Image Credit: Capasso Lab/Harvard SEAS
 Researchers at Harvard University have developed a material that can generate and maintain newly discovered complex states of light. This tool utilizes polarization to generate unseen structures such as swirling vortices, spirals and corkscrewn that help scientists better understand light's properties and its potential practical applications.
 The new tool - a type of metasurface - takes advantage of something called angular momentum along with a second type, known as spin angular momentum (or also known as circular polarization).
 "Think about orbital angular momentum and circular polarization like the motion of a planet," wrote Harvard's Leah Burrows in a statement. "Circular polarization is the direction in which a planet rotates on its axis while orbital momentum describes how the planet orbits the sun."

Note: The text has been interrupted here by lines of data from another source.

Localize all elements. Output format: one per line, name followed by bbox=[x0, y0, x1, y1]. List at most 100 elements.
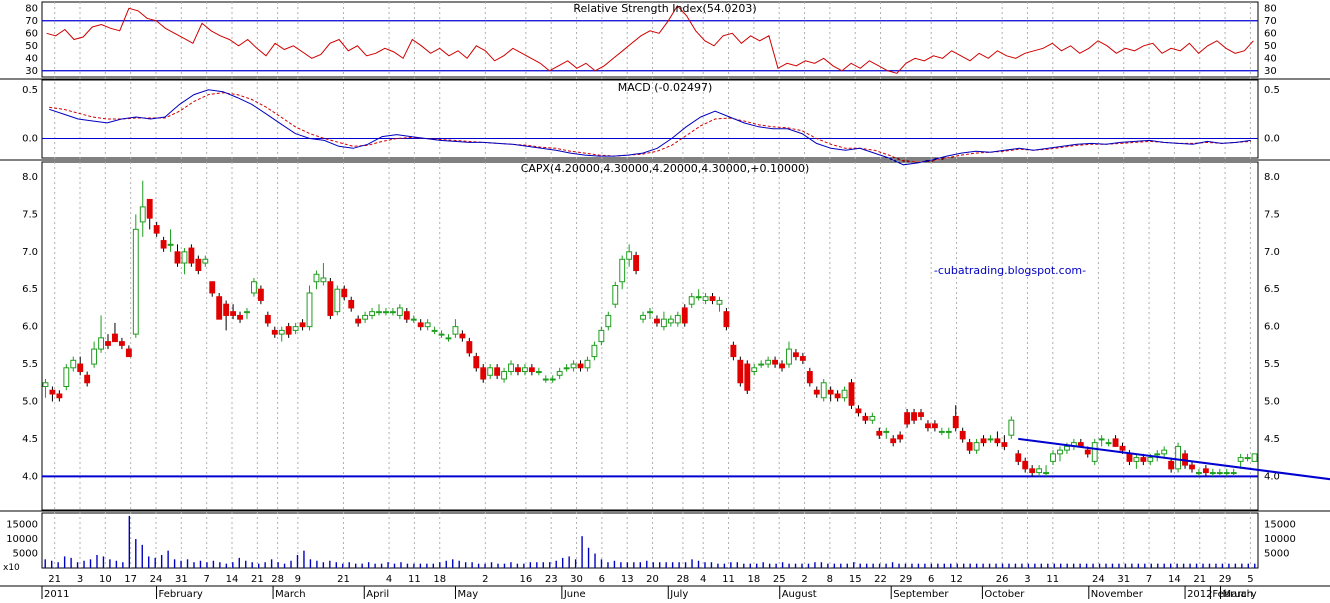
volume-ytick-left: 10000 bbox=[6, 534, 38, 545]
candle-body bbox=[139, 206, 146, 223]
candle-body bbox=[424, 322, 431, 328]
rsi-ytick-right: 30 bbox=[1264, 66, 1277, 77]
candle-body bbox=[876, 430, 883, 436]
candle-body bbox=[292, 326, 299, 331]
day-label: 11 bbox=[408, 574, 421, 585]
candle-body bbox=[389, 311, 396, 314]
month-label: September bbox=[893, 589, 949, 599]
candle-body bbox=[174, 251, 181, 264]
candle-body bbox=[1244, 457, 1251, 460]
rsi-ytick-right: 40 bbox=[1264, 53, 1277, 64]
candle-body bbox=[702, 296, 709, 301]
candle-body bbox=[445, 337, 452, 340]
rsi-ytick-left: 70 bbox=[25, 16, 38, 27]
month-label: July bbox=[669, 589, 688, 599]
candle-body bbox=[1140, 457, 1147, 462]
candle-body bbox=[369, 311, 375, 316]
price-ytick-left: 5.5 bbox=[22, 359, 38, 370]
price-ytick-right: 7.5 bbox=[1264, 209, 1280, 220]
candle-body bbox=[285, 326, 292, 335]
candle-body bbox=[542, 378, 549, 381]
day-label: 12 bbox=[950, 574, 963, 585]
candle-body bbox=[980, 438, 987, 444]
candle-body bbox=[598, 329, 605, 343]
candle-body bbox=[459, 333, 466, 339]
month-label: 2011 bbox=[44, 589, 69, 599]
candle-body bbox=[1175, 445, 1182, 470]
day-label: 24 bbox=[150, 574, 163, 585]
candle-body bbox=[897, 434, 904, 440]
candle-body bbox=[63, 367, 70, 388]
month-label: June bbox=[563, 589, 586, 599]
candle-body bbox=[431, 329, 438, 332]
candle-body bbox=[515, 367, 521, 373]
candle-body bbox=[230, 311, 237, 316]
candle-body bbox=[640, 314, 646, 320]
candle-body bbox=[1015, 453, 1022, 462]
candle-body bbox=[952, 415, 959, 429]
price-ytick-right: 7.0 bbox=[1264, 247, 1280, 258]
candle-body bbox=[883, 430, 890, 433]
vertical-grid bbox=[54, 2, 1251, 568]
candle-body bbox=[959, 430, 966, 440]
candle-body bbox=[855, 408, 862, 414]
candle-body bbox=[709, 296, 716, 301]
candle-body bbox=[806, 371, 813, 384]
month-label: 2012 bbox=[1187, 589, 1212, 599]
candle-body bbox=[362, 314, 369, 320]
candle-body bbox=[1036, 468, 1043, 474]
candle-body bbox=[890, 438, 897, 444]
month-label: October bbox=[984, 589, 1025, 599]
candle-body bbox=[570, 363, 577, 369]
rsi-ytick-left: 50 bbox=[25, 41, 38, 52]
candle-body bbox=[931, 423, 938, 429]
candle-body bbox=[556, 371, 563, 376]
candle-body bbox=[42, 382, 49, 388]
day-label: 16 bbox=[519, 574, 532, 585]
candle-body bbox=[758, 363, 765, 366]
candle-body bbox=[1154, 453, 1161, 456]
candle-body bbox=[313, 273, 320, 283]
candle-body bbox=[813, 389, 820, 395]
candle-body bbox=[466, 341, 473, 354]
day-label: 3 bbox=[77, 574, 83, 585]
macd-ytick-right: 0.0 bbox=[1264, 134, 1280, 145]
candle-body bbox=[841, 389, 848, 399]
candle-body bbox=[56, 393, 63, 399]
candle-body bbox=[1084, 449, 1091, 455]
price-ytick-left: 5.0 bbox=[22, 396, 38, 407]
price-ytick-right: 6.5 bbox=[1264, 284, 1280, 295]
day-label: 13 bbox=[621, 574, 634, 585]
rsi-ytick-left: 80 bbox=[25, 3, 38, 14]
price-ytick-right: 5.5 bbox=[1264, 359, 1280, 370]
candle-body bbox=[494, 367, 501, 376]
candle-body bbox=[1230, 472, 1237, 475]
day-label: 21 bbox=[48, 574, 61, 585]
day-label: 11 bbox=[1046, 574, 1059, 585]
candle-body bbox=[1202, 468, 1209, 474]
candle-body bbox=[1063, 445, 1070, 451]
candle-body bbox=[49, 389, 56, 395]
day-label: 28 bbox=[677, 574, 690, 585]
day-label: 11 bbox=[722, 574, 735, 585]
candle-body bbox=[862, 415, 869, 421]
candle-body bbox=[278, 329, 285, 335]
candle-body bbox=[355, 318, 362, 324]
day-label: 30 bbox=[570, 574, 583, 585]
volume-frame bbox=[41, 512, 1259, 569]
month-label: March bbox=[1223, 589, 1253, 599]
month-label: August bbox=[782, 589, 817, 599]
month-label: May bbox=[457, 589, 478, 599]
candle-body bbox=[765, 359, 772, 365]
candle-body bbox=[1216, 472, 1223, 475]
price-ytick-left: 6.0 bbox=[22, 322, 38, 333]
candle-body bbox=[792, 352, 799, 358]
candle-body bbox=[911, 412, 917, 421]
day-label: 9 bbox=[295, 574, 301, 585]
candle-body bbox=[591, 344, 598, 358]
rsi-line bbox=[46, 4, 1254, 74]
candle-body bbox=[744, 363, 751, 391]
candle-body bbox=[1161, 449, 1168, 455]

 Using this new tool, scientists have circumvented past restrictions which allowed only certain polarizations of light to connect with certain angular momentums. This material allows any polarization to be converted to any orbital angular momentum, creating forms of light that could be useful in high-speed data transfer and encoded communications.
 It has only been 25 years since light was discovered to have orbital angular momentum. In this time, significant milestone have been made into the research of light, such as the first-ever photograph of light behaving as both a particle and a wave back in 2015.